Wrapped in his blanket, peaceful in spite of the roaring guns, we laid him beside his mates. His grave (I will endeavour to take a photo of it) a simple mound of sand ringed with stones and headed by a humble wooden cross…He laid down his life for his friends. Yet as he lay there so quiet and still I could not help but feel it was not really your son we were burying. His form, yes, but only a broken shell, an empty husk. His real self, that which you gave to him at birth, fostered and cultivated through boyhood, that something deeper that loved and was loved and that compelled him to offer to fight and to die that other may be free to live; that was gone, fled…
R.F. Judson, 31604 N.Z.E.F. (Presb. Padre)
In 1954, Ngaire and Gerald went to England and the Continent. On their way home, via the Suez Canal, their ship was scheduled to stop only a few miles from where Ray was buried. However, due to security concerns, passengers were not allowed off the ship. It must have been very difficult to have been so close and not be able to visit his grave.

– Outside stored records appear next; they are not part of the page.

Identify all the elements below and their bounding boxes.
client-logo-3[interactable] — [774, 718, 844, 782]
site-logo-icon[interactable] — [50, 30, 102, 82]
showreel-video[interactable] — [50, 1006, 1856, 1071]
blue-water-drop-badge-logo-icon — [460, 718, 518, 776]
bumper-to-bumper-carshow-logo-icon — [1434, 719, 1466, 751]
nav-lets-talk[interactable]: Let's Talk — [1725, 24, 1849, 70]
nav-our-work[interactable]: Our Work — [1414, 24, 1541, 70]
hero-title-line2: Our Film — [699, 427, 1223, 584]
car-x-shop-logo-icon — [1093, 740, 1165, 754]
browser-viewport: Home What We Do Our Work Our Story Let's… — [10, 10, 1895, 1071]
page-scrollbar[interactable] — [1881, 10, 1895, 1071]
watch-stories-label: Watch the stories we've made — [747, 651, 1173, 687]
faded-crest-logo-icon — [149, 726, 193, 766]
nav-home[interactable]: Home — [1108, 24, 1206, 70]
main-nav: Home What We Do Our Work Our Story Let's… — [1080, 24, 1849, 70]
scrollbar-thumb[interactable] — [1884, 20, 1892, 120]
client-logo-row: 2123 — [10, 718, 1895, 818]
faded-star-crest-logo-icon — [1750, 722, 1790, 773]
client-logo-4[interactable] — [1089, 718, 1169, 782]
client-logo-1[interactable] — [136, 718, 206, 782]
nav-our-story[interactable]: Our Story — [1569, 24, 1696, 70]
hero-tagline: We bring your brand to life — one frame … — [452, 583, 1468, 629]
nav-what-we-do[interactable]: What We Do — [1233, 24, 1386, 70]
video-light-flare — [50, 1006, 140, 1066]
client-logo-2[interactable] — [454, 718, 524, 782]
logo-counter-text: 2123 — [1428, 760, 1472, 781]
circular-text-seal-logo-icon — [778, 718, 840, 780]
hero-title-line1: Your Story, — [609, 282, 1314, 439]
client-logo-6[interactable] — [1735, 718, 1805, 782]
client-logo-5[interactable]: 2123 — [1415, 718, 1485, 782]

In 1993, a year before my grandmother died, my sister Averill visited the cemetery and left flowers on Ray’s grave.
Today I baked Ngaire’s ANZAC biscuits. The recipe is dated 6th July 1933. She would have associated the biscuits with the Great War, and probably couldn’t have imagined that there would be another.
Ngaire’s ANZAC Biscuits
(Business Girls’ Cookery Class No 4: Cakes, 6th July, 1933)
1 level cup flour, 1 heaped cup coconut, 1/2 cup sugar, 1 heaped cup ‘Quick Oats’
1 tbsp golden syrup, 1/4 lb (113 gms) butter, 1 level tsp Bicarb Soda, 1 tbsp boiling water.
Combine the dry ingredients (except Bicarb) in a bowl.
Melt butter and golden syrup together. Add to dry ingredients, followed by Bicarb dissolved in boiling water. Mix together well.
Roll into small balls then squash flat with a fork etc. Bake on cold greased trays for 15 mins at 180 Celsius.
Take out when golden and cool on wire rack.